Son olarak felsefe literatüründe bilincin zor problemi olarak bilinen problem beynin bilgisayar olduğu iddiasının karşılaştığı diğer bir sorundur. Ancak bu bölümde ciddi felsefi tartışmalara girmeyeceğim. Tek göstermeye çalıştığım şey aslında beynin bilgisayar olduğu iddiasının bilimsel değil, ciddi itirazlarla karşılaşabilecek felsefe bir iddia olduğudur. Dualizm gibi bilincin aslında fiziksel olmadığı tezlerini (ki bu tezlerin kendi sorunları var) da burada tartışmayacağım.
Peki ama beyin bilgisayarsa bile, bu benim varlığımı başka bir bilgisayarda devam ettirebileceğim anlamına gelir mi? Şengör’ün ifade ettiği gibi “Beyne eşdeğer bir bilgisayar yapıp beynini ona yükleyebilirsem, bitti; ölümsüzsün” mü gerçekten? Burada işin içine biraz daha felsefe giriyor. Şimdi bu soruya göz atalım.
Benlik başka bir bilgisayar ya da beyne aktarılabilir mi?
Şengör’ün dikkat çektiği fikir kulağa basit geliyor: Beyninizin tüm yapısını (nöronlar, sinapslar, kimyasallar, vs.) tarayabilir ve bir makinede yeniden üretebilirsek, o zaman bir bilgisayarın içinde “yaşayabiliriz”. Ancak Şengör burada ciddi bir varsayım yapıyor. Beynin yapısını ve işlevini kopyalamak sizi, yani bilinçli benliğinizi ve birinci şahıs deneyiminizi gerçekten korur mu? Çoğu felsefecinin bu soruya cevabı hayır olacaktır. Gerekçelere göz atalım. Bu bölümde bilincin bir başka cihaz ya da beyne aktarılabileceğini varsayarak üstüne düşüneceğiz.

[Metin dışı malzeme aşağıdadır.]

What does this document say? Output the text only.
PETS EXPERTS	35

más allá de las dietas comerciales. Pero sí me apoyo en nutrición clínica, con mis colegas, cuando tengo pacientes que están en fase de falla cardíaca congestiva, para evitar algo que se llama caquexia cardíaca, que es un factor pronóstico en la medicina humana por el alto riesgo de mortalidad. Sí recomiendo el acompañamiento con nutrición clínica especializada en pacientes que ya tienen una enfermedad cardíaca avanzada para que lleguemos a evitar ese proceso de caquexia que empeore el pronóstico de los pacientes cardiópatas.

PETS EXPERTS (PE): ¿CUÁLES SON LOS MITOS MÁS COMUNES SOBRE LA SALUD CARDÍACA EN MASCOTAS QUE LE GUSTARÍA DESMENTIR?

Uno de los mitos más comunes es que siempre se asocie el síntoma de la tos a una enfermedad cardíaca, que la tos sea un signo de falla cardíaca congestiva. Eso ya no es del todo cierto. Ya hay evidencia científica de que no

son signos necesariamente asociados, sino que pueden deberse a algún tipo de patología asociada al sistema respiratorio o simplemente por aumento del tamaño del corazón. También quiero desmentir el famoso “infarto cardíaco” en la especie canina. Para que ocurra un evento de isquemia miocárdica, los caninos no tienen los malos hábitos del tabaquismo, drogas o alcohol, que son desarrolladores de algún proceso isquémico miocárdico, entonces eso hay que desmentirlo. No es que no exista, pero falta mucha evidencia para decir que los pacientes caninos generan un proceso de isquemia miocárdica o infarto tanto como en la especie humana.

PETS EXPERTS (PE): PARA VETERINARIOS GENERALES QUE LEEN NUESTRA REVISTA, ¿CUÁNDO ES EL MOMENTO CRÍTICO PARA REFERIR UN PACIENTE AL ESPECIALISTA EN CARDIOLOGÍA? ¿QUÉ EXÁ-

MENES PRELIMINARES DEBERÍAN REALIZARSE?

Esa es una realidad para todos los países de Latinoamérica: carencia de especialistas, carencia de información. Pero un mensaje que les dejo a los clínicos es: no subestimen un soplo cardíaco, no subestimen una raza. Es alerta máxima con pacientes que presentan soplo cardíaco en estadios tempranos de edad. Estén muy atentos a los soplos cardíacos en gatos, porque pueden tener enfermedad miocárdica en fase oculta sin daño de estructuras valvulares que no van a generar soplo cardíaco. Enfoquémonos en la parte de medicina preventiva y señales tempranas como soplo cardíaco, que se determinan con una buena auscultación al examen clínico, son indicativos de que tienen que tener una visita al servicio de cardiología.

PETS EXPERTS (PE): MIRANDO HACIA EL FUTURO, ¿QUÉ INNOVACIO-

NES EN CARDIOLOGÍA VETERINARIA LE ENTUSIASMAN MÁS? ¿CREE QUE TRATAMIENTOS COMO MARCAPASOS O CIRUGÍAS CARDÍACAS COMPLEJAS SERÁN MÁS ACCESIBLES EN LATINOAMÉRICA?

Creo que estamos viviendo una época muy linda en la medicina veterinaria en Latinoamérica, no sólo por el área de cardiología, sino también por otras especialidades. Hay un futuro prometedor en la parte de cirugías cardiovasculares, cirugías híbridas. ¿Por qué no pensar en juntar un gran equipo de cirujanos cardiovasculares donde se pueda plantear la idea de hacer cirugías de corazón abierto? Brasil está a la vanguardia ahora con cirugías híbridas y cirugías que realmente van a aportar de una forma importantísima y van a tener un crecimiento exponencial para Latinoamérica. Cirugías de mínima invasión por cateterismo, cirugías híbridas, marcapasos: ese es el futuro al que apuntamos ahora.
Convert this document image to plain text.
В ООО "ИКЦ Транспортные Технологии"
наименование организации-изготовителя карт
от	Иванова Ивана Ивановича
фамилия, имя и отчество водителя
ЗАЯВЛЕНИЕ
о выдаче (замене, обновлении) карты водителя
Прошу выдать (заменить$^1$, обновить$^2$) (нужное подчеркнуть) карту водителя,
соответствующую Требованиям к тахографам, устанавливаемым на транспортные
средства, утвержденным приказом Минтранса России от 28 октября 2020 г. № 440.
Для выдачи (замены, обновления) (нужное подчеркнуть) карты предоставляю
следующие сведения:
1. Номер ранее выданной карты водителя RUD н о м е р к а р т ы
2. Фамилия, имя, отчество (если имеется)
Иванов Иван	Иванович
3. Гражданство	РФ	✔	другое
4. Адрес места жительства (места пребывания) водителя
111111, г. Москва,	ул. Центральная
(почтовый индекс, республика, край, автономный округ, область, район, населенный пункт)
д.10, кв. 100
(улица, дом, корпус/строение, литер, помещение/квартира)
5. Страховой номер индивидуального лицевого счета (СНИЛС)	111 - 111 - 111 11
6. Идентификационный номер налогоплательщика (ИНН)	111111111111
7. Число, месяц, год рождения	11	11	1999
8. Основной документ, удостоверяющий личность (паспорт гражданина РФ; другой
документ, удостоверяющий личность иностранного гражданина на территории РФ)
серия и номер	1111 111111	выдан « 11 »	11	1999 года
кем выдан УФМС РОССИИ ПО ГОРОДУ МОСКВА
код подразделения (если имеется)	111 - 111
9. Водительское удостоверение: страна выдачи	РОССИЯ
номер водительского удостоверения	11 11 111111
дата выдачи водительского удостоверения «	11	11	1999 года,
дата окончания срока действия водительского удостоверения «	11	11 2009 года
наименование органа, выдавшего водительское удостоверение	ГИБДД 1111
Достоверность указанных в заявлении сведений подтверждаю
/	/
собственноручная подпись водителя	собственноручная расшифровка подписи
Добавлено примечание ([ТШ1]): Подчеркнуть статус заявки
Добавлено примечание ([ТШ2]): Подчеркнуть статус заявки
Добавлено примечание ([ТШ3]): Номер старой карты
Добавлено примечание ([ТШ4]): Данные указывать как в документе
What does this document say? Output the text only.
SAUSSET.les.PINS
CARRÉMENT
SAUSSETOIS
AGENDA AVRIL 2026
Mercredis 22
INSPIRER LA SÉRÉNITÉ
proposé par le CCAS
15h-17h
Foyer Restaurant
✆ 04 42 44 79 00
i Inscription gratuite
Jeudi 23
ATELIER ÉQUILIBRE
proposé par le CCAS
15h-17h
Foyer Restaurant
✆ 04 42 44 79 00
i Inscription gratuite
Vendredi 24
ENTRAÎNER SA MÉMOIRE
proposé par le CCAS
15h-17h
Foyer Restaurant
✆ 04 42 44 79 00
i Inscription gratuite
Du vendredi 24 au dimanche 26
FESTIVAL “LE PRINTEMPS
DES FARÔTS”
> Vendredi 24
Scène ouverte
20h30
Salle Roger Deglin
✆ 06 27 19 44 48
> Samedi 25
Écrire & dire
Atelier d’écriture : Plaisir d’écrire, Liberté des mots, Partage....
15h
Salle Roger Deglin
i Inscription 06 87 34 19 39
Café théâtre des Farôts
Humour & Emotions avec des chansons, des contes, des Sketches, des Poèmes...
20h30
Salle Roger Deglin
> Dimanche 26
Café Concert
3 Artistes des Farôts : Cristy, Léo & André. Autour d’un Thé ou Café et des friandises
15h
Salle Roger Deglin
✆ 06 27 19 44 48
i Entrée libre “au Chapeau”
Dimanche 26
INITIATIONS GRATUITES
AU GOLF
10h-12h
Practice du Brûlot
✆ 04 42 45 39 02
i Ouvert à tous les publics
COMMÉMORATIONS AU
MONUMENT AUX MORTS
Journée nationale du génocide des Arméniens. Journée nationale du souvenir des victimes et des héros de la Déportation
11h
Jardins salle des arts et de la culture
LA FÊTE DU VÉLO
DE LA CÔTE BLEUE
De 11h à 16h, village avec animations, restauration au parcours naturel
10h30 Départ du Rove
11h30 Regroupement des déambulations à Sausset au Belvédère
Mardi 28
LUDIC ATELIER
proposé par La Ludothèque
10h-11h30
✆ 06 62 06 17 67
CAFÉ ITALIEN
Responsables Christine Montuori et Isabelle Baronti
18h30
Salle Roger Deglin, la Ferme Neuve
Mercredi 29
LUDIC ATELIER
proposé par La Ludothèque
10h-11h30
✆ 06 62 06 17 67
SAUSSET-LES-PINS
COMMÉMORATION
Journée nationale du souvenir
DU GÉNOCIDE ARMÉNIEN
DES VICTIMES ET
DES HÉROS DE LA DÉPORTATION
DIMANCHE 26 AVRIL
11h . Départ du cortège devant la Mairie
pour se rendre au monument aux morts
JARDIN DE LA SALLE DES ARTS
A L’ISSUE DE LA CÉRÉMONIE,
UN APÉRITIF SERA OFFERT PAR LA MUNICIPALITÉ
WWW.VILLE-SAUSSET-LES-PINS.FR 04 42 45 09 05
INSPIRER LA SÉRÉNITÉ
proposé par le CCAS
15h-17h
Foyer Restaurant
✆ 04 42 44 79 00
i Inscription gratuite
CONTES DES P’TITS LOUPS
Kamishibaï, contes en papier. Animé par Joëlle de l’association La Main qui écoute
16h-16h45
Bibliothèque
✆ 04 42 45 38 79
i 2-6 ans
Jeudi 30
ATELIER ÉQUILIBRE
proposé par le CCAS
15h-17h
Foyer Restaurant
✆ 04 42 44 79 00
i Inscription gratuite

Şengör’ün görüşüne en ciddi itiraz kopyalama sorunudur. Benim beynimin tüm yapısını kopyalayıp yüklesem bile bu aslında benim sadece bir kopyam olmayacak mıdır? Mükemmel bir kopya hala sadece bir kopyadır. Diyelim ki Şengör’ün beynini taradık ve onun hayal ettiği gibi bir bilgisayara yükledik. Tabi Şengör de bu kopya dışında biyolojik bir kişi olarak varlığını devam ettiriyor. Elbette ki kopya Şengör gibi davranacak, konuşacak ve onun gibi düşünecektir. Ama bu kopyanın Şengör olmadığı açık değil mi? Kopya “Ben Celal’im” dediğinde yalan söylemiyor, gerçekten Celal Şengör olduğunu düşünüyor. Ama Şengör hiçbir yere gitmedi, bilinci hala bedeninde. Kendiniz üstünüzden düşünün. Beyninizi kopyalayıp karşınıza sizin gibi konuşup davranan bir bilgisayar getirsek bu bilgisayara ben der misiniz?. Peki kopyaya Şengör demiyorsak, Şengör vefat etse (Allah korusun) benliğinin bu kopyada var olmaya devam ettiğini neden düşünelim.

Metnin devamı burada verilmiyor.